Oh, wait...nevermind.

Code Audit

[giafly]

"Had Facebook and MySpace required Aurigma to provide proof of a code audit before sourcing the plug-in this latest security issue could have been avoided," he said.

If only I could find a company to sell me a "code audit". It sounds so much better than just testing my code properly.

Because browsers have poor upload abilities

[AaronLawrence]

This looks like a good opportunity to rant a little about the abysmal uploading support built into browsers.
With all the effort going into interactive sites, AJAX, user communities, media distribution and so on, the actual process of uploading files to a site is just as crap as it was in 1995.

In both IE and Firefox, the sum total of the upload user interface is a text box with a browse button, followed by an almost unnoticeable progress indication in the status bar. If anything goes wrong, the upload is aborted, in some unknown state, and can't be restarted. There is no way to upload more than one file except by the web page author manually coding in duplicate entry fields.

Why is this acceptable as the basic way for users to contribute images, videos, documents, etc to the amazing new web2.0 universe?

I do realise that security is a concern here, but a bit more effort from browser vendors would help users a lot.

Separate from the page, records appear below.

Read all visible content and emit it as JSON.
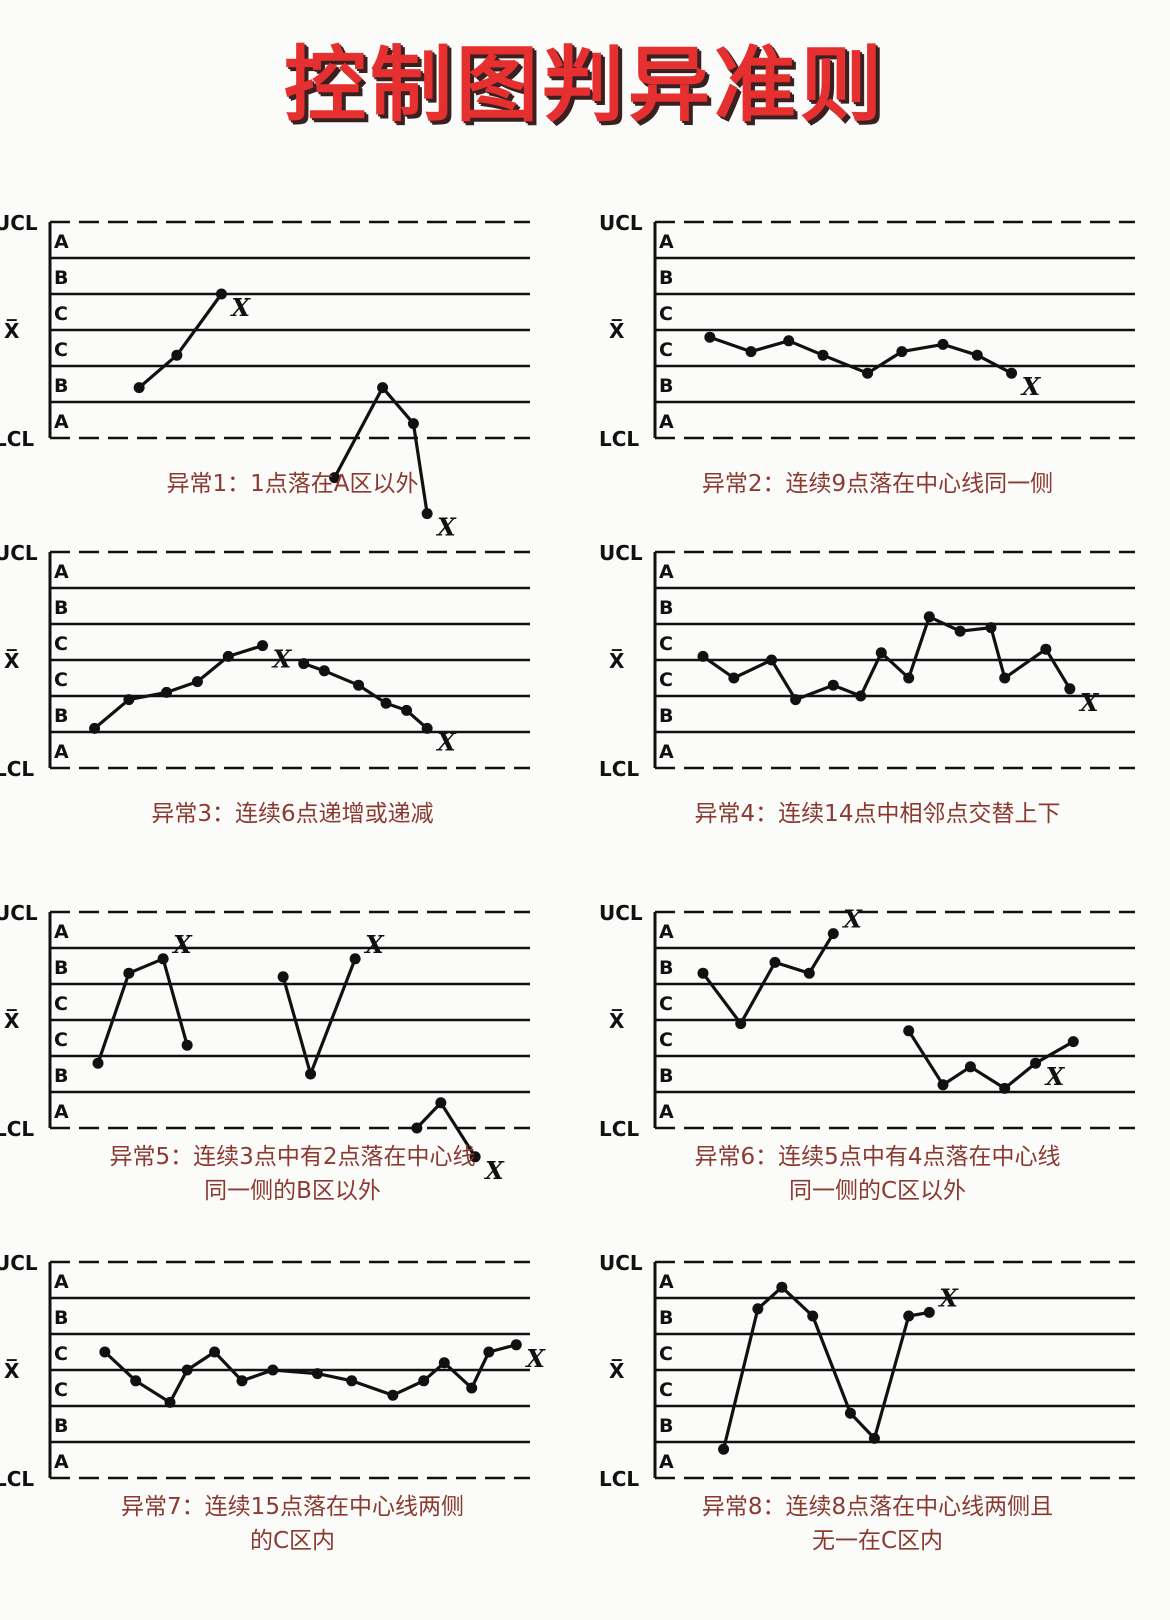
{
  "title": "控制图判异准则",
  "axis_labels": {
    "ucl": "UCL",
    "center": "X̅",
    "lcl": "LCL",
    "x_mark": "X"
  },
  "zones": [
    "A",
    "B",
    "C",
    "C",
    "B",
    "A"
  ],
  "colors": {
    "title": "#e63030",
    "caption": "#8a3a30",
    "ink": "#111111"
  },
  "panels": [
    {
      "caption_lines": [
        "异常1：1点落在A区以外"
      ],
      "series": [
        [
          [
            2.6,
            1.6
          ],
          [
            3.7,
            0.7
          ],
          [
            5.0,
            -1.0
          ]
        ],
        [
          [
            8.3,
            4.1
          ],
          [
            9.7,
            1.6
          ],
          [
            10.6,
            2.6
          ],
          [
            11.0,
            5.1
          ]
        ]
      ],
      "marks": [
        [
          5.0,
          -1.0
        ],
        [
          11.0,
          5.1
        ]
      ]
    },
    {
      "caption_lines": [
        "异常2：连续9点落在中心线同一侧"
      ],
      "series": [
        [
          [
            1.6,
            0.2
          ],
          [
            2.8,
            0.6
          ],
          [
            3.9,
            0.3
          ],
          [
            4.9,
            0.7
          ],
          [
            6.2,
            1.2
          ],
          [
            7.2,
            0.6
          ],
          [
            8.4,
            0.4
          ],
          [
            9.4,
            0.7
          ],
          [
            10.4,
            1.2
          ]
        ]
      ],
      "marks": [
        [
          10.4,
          1.2
        ]
      ]
    },
    {
      "caption_lines": [
        "异常3：连续6点递增或递减"
      ],
      "series": [
        [
          [
            1.3,
            1.9
          ],
          [
            2.3,
            1.1
          ],
          [
            3.4,
            0.9
          ],
          [
            4.3,
            0.6
          ],
          [
            5.2,
            -0.1
          ],
          [
            6.2,
            -0.4
          ]
        ],
        [
          [
            7.4,
            0.1
          ],
          [
            8.0,
            0.3
          ],
          [
            9.0,
            0.7
          ],
          [
            9.8,
            1.2
          ],
          [
            10.4,
            1.4
          ],
          [
            11.0,
            1.9
          ]
        ]
      ],
      "marks": [
        [
          6.2,
          -0.4
        ],
        [
          11.0,
          1.9
        ]
      ]
    },
    {
      "caption_lines": [
        "异常4：连续14点中相邻点交替上下"
      ],
      "series": [
        [
          [
            1.4,
            -0.1
          ],
          [
            2.3,
            0.5
          ],
          [
            3.4,
            0.0
          ],
          [
            4.1,
            1.1
          ],
          [
            5.2,
            0.7
          ],
          [
            6.0,
            1.0
          ],
          [
            6.6,
            -0.2
          ],
          [
            7.4,
            0.5
          ],
          [
            8.0,
            -1.2
          ],
          [
            8.9,
            -0.8
          ],
          [
            9.8,
            -0.9
          ],
          [
            10.2,
            0.5
          ],
          [
            11.4,
            -0.3
          ],
          [
            12.1,
            0.8
          ]
        ]
      ],
      "marks": [
        [
          12.1,
          0.8
        ]
      ]
    },
    {
      "caption_lines": [
        "异常5：连续3点中有2点落在中心线",
        "同一侧的B区以外"
      ],
      "series": [
        [
          [
            1.4,
            1.2
          ],
          [
            2.3,
            -1.3
          ],
          [
            3.3,
            -1.7
          ],
          [
            4.0,
            0.7
          ]
        ],
        [
          [
            6.8,
            -1.2
          ],
          [
            7.6,
            1.5
          ],
          [
            8.9,
            -1.7
          ]
        ],
        [
          [
            10.7,
            3.0
          ],
          [
            11.4,
            2.3
          ],
          [
            12.4,
            3.8
          ]
        ]
      ],
      "marks": [
        [
          3.3,
          -1.7
        ],
        [
          8.9,
          -1.7
        ],
        [
          12.4,
          3.8
        ]
      ]
    },
    {
      "caption_lines": [
        "异常6：连续5点中有4点落在中心线",
        "同一侧的C区以外"
      ],
      "series": [
        [
          [
            1.4,
            -1.3
          ],
          [
            2.5,
            0.1
          ],
          [
            3.5,
            -1.6
          ],
          [
            4.5,
            -1.3
          ],
          [
            5.2,
            -2.4
          ]
        ],
        [
          [
            7.4,
            0.3
          ],
          [
            8.4,
            1.8
          ],
          [
            9.2,
            1.3
          ],
          [
            10.2,
            1.9
          ],
          [
            11.1,
            1.2
          ],
          [
            12.2,
            0.6
          ]
        ]
      ],
      "marks": [
        [
          5.2,
          -2.4
        ],
        [
          11.1,
          1.2
        ]
      ]
    },
    {
      "caption_lines": [
        "异常7：连续15点落在中心线两侧",
        "的C区内"
      ],
      "series": [
        [
          [
            1.6,
            -0.5
          ],
          [
            2.5,
            0.3
          ],
          [
            3.5,
            0.9
          ],
          [
            4.0,
            0.0
          ],
          [
            4.8,
            -0.5
          ],
          [
            5.6,
            0.3
          ],
          [
            6.5,
            0.0
          ],
          [
            7.8,
            0.1
          ],
          [
            8.8,
            0.3
          ],
          [
            10.0,
            0.7
          ],
          [
            10.9,
            0.3
          ],
          [
            11.5,
            -0.2
          ],
          [
            12.3,
            0.5
          ],
          [
            12.8,
            -0.5
          ],
          [
            13.6,
            -0.7
          ]
        ]
      ],
      "marks": [
        [
          13.6,
          -0.7
        ]
      ]
    },
    {
      "caption_lines": [
        "异常8：连续8点落在中心线两侧且",
        "无一在C区内"
      ],
      "series": [
        [
          [
            2.0,
            2.2
          ],
          [
            3.0,
            -1.7
          ],
          [
            3.7,
            -2.3
          ],
          [
            4.6,
            -1.5
          ],
          [
            5.7,
            1.2
          ],
          [
            6.4,
            1.9
          ],
          [
            7.4,
            -1.5
          ],
          [
            8.0,
            -1.6
          ]
        ]
      ],
      "marks": [
        [
          8.0,
          -1.6
        ]
      ]
    }
  ]
}
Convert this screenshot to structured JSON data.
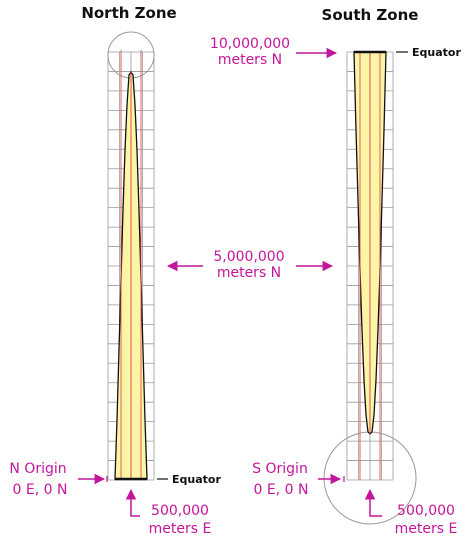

Re:Because browsers have poor upload abilities

[zuperduperman]

Not to disagree, but do have a look at YUI's file upload control which is (yes evil) flash based, but very nice and at least cross platform and not some evil activex control. It should be unnecessary for any site to be shoving activex controls down your throat to do decent file uploading.

Re:Because browsers have poor upload abilities

[AaronLawrence]

Well, exactly. Good quality file upload should be built into browsers. It shouldn't require any sort of add-on. Whether Flash or ActiveX.

Good

No one deserves it more..

ActiveX

[PseudoLogic]

from the FTA: Buffer overflows that enabled hackers to exploit the Aurigma ActiveX image uploading software used by social networking sites were at the heart of the assault.

<plumber>Well that's your problem right there!</plumber>

Hack Away

[korekrash]

Generic Social Networking sites are the online extension of the high school popularity game. If you want to join a social neworking site, pick one that you have in common with. Otherwise it's just muscles and boobs.... I, for one, applaud their use of activex. The more people who have problems, the quicker these sites will lose popularity..... Send an email to MySpace and Facebook telling them you love their use of ActiveX, how much it makes everything easier and that you would like them to use it more!!

Rain is wet...

[bandmassa]

...and other headlines, dog bites man, police arrest thief. Is this news?